In the softest voice imaginable, a young man approached our table where I was standing holding my son in a head lock/hug, and said, “I don’t want to have to ask…you know that.”
He didn’t say the words. He didn’t have to. My son was being more than disruptive, he was having a stellar autism meltdown of galactic proportions. I was just trying to get him calm enough to take him out without an incident and, in a whisper, I told him that.
“How can I help?” He said.
Getting my son to the car was a small trial, but after a Vesuvius explosion of vented rage and frustration, we sat in the car. He fumed. I wept.
People came. People went.
As the meds I’d managed to stuff into my child finally worked, I contrasted this afternoon with the successful-ish visit to school earlier in the day. It was field day and all four of the students in my son’s class participated, or not, as they could. No game went as it was intended—though, the rolling tires up an incline only to chase them back down causing everyone to scatter like ten pins came pretty close. It was a physical metaphor of the emotional rollercoaster of autism parenting. What goes up will definitely come down. Probably with teeth marks embedded in it.
This is the refrain of my life. For every good moment where I manage a picnic lunch in the grass with my son and pictures are captured as proof, there is a corresponding, undocumented, black-hearted despair waiting in the wings to walk to center stage and take a giant, steamy dump.** Guess which memories last the longest?
I have reserved a small, smug nugget in my heart for the moms who struggle with their broad spectrum children. My son has had his moments, but I’ve been able to take him places and do things other families just didn’t. This makes you cocky. You want to think that you have the secret! You know something those other families don’t!
“Just push your child. Find his boundaries and respect them, but keep trying to push them.” I would think to myself.
The boundaries are now pushing back. And, at thirteen, they have the weight of an almost adult behind them. A proto-man who has his own mind and directions and preferences that I am now required to respect. Either that, or be prepared to count my fingers and come up with an odd number.***
I didn’t videotape the experience. I didn’t post it to Facebook. But for a bitter, self-indulgent, desperately tired moment I wanted to. I wanted the pity of nations and the poor-me sympathy of automatic outrage served up on a platter for autism families everywhere. It would feel so good, so soothing to be told I was right. That they were wrong. That people should be more understanding.
!!!VINDICATION IS MINE!!!
But knowing I was the one who pushed my child through the doors when he’d already said, “No!” I knew who to blame.
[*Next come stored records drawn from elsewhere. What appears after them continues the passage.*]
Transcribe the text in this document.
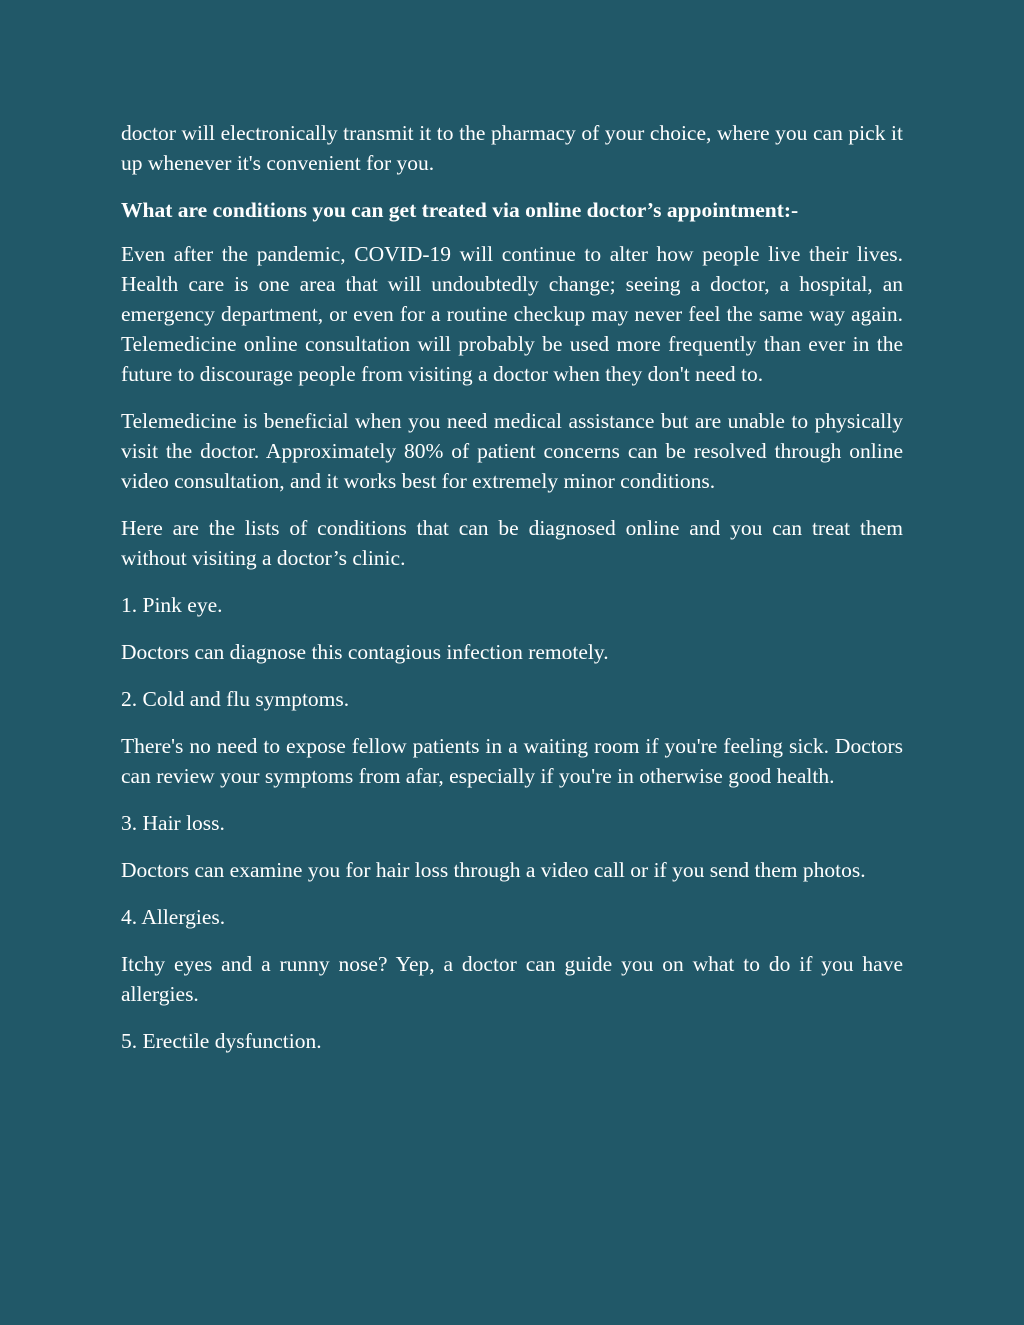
doctor will electronically transmit it to the pharmacy of your choice, where you can pick it up whenever it's convenient for you.

What are conditions you can get treated via online doctor’s appointment:-

Even after the pandemic, COVID-19 will continue to alter how people live their lives. Health care is one area that will undoubtedly change; seeing a doctor, a hospital, an emergency department, or even for a routine checkup may never feel the same way again. Telemedicine online consultation will probably be used more frequently than ever in the future to discourage people from visiting a doctor when they don't need to.

Telemedicine is beneficial when you need medical assistance but are unable to physically visit the doctor. Approximately 80% of patient concerns can be resolved through online video consultation, and it works best for extremely minor conditions.

Here are the lists of conditions that can be diagnosed online and you can treat them without visiting a doctor’s clinic.

1. Pink eye.

Doctors can diagnose this contagious infection remotely.

2. Cold and flu symptoms.

There's no need to expose fellow patients in a waiting room if you're feeling sick. Doctors can review your symptoms from afar, especially if you're in otherwise good health.

3. Hair loss.

Doctors can examine you for hair loss through a video call or if you send them photos.

4. Allergies.

Itchy eyes and a runny nose? Yep, a doctor can guide you on what to do if you have allergies.

5. Erectile dysfunction.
Being told to leave hurts. Every time. It hurts so very deep, in a place you can’t see and don’t want anyone to know is there. And every injury scars deeper than the last. Keloid patches leather your soul, making the effort to try again that much harder. It’s the smallest cuts that hurt the most; and a life with autism is death by a thousand cuts. With lemon juice squirted in for good measure. And a dash of salt.
So, while the rest of the world expands its horizons this weekend, I am weathering the storm at home, licking my wounds and trying not to be pitiful. Much.
Hopefully by next Friday, I’ll be ready to meet my childhood alter ego on the silver screen. I’ll have my silver arm bands ready and my lasso of truth set for introspection and self-revelation. And forgiveness. And I’ll be Wonder Woman once more.
*Internet Rage Fest–It’s the modern-day equivalent of Andy Warhol’s 15 minutes of fame except that it lasts forever and is shared until it reaches obscure corners of Outer Mongolia and beyond.
**Go ahead, try and scrapbook that image!
***Which my son would no doubt find oddly pleasing. He prefers odd numbers to even. He thinks numbers divisible by two are the devil.